Sunday, May 13, 2007

I Feel There Is Still Potential in the "Funny Animal" Genre, Though

There has been a fair amount of talk of "café culture" in my world line lately, due to the influence of certain elements. Mostly "café culture" seems to mean breaking minor laws while sitting in front of Au Bon Pain. Today I was doing the latter half when a strange conjuncture occurred:

  1. I started eating a "caprese" sandwich, the most shamefully class-inscribed of all widely available sandwiches (mozzarella, tomato, pesto, baguette).
  2. A truck drove past, its trailer emblazoned with the word "BOURGEOIS."
  3. A loud-mouthed would-be troubadour said, by way of introduction, "This is a song about my identity."

The troubadour troubled me, which raises etymological questions I don't dare to confront. I encountered him at a different location earlier on, engaging in a weirdly violent performance/terrorism: as people walked by, he sang about them. "You, with that pastry / Is it tasty?" It was something of an "act" and a "joke," but you could tell how uncomfortable people were with the (unacknowledged) shattering of their anonymity. A few steps away, a hired hand dispensed free samples of Eclipse gum, but people weren't taking them because they thought there was a catch, such as homelessness. The troubadour greased the wheels with his dulcet tones: "Hey, why don't you take that gum? / It's actually free!"

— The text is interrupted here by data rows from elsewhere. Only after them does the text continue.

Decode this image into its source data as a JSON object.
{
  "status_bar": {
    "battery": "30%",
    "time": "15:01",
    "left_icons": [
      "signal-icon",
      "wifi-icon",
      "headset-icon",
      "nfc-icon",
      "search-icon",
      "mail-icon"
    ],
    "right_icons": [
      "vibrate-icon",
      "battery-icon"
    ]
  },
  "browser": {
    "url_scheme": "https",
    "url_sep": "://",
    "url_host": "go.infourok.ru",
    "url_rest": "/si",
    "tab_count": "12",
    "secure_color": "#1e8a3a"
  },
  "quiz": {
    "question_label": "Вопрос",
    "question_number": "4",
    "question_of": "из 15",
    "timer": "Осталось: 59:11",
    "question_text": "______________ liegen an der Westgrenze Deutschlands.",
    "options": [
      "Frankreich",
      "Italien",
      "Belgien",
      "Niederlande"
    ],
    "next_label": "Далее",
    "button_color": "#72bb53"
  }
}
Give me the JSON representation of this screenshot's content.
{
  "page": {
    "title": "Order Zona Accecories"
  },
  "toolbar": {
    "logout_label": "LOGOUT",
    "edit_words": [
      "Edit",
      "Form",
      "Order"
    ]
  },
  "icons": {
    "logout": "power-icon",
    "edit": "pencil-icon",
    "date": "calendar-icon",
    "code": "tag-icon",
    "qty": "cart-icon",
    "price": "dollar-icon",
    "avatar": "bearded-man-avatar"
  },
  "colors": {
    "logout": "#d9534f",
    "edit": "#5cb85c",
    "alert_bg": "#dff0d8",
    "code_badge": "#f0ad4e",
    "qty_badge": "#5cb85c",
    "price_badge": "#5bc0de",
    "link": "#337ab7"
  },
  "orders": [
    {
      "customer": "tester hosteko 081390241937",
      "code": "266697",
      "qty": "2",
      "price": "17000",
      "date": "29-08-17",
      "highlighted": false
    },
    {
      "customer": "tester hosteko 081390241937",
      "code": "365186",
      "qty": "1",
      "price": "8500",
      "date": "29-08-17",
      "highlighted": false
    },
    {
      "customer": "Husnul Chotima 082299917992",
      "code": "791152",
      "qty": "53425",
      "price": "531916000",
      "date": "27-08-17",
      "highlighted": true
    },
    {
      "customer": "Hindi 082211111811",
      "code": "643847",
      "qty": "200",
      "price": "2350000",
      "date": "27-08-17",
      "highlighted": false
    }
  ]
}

Obviously there are lots of things here about space, "the city," quack quack. I kind of liked the guy. But by the time he wound up in front of Au Bon Pain, his gimmick had become weirdly toothless and dispiriting. He sang that Barbie girl song in a funny voice. Also songs by Britney Spears. The small crowd was eating it up, so he transitioned to original works. The song about his identity was actually a riff on being — get this — Jewish, but taking Jesus as a role model. Main joke: the idea of Jesus eating gefilte fish (Jesus was Jewish!). Next song (people are digging this): something about Massachusetts politicians drinking a lot, doing drugs, and "lov[ing] coitus." Main joke: name of Massachusetts politician + lifestyle infraction. Final song, loudly demanded (and therefore apparently previously heard) by a homeless man: begins with the phrase "Starbucks supports Al Qaeda." Main joke: Starbucks supports Al Qaeda.

Now look — and here is where I guess I cross the line separating Gawker-style "here's a thing" from other-blogs–style "here's a thing" — this is just terrible. Everyone was laughing and laughing, thrilled at how controversial this guy was being, at how un-Peoria they were for accepting his jester-like truth-to-power shenanigans in the heart of the town square. But what was his point, exactly? Jesus was a Jew: incredible how this still retains force as a "startling" "revelation." Politicans as "immoral" in boring way: a staple of conservative thought. Are we to be titillated by this? Starbucks + Al Qaeda: a little funny, I'll admit. But how characteristic of the whole currently dominant mode of production of culturally knowing pseudo-humor! Just juxtapose some things that are floating around in the culture. Jesus robots! Robot Jesus zombie terrorist monkeys! I don't even want to go on; it's too sad, and I'm wasting perfectly marketable YouTube screenplay ideas. In the comic store I patronize — the shelves of which are strewn with the works of Robert Kirkman, an avatar of this style of "creativity" who's starting up a wolf-man book to complement, among other things, his (hilariously irreverent!!) Battle Pope book — a white board behind the register lists the week's new releases. A few times in the recent past, books entitled Zombie and Zombies came out during the same week, and I think that a third book, Zombies vs. Robots, also came out one of those weeks. The mischievous store clerks added fictitious entries for Zombies vs. Robots vs. Monkeys and Zombies vs. Robots vs. Monkeys vs. Pirates underneath, but it took me at least a few cycles to figure out what was real and what wasn't.

Surely this isn't all the future has to offer, right?

Blog 1: a comics review: "First, I think we can all agree that 'Zombies vs. Robots' is the best title of anything in the history of the world.…One might wonder how anyone can get a good story out of this concept. After all, what possible threat can zombies pose to robots? And at first, the answer would seem to be, 'Not much.'" (But there's a twist.)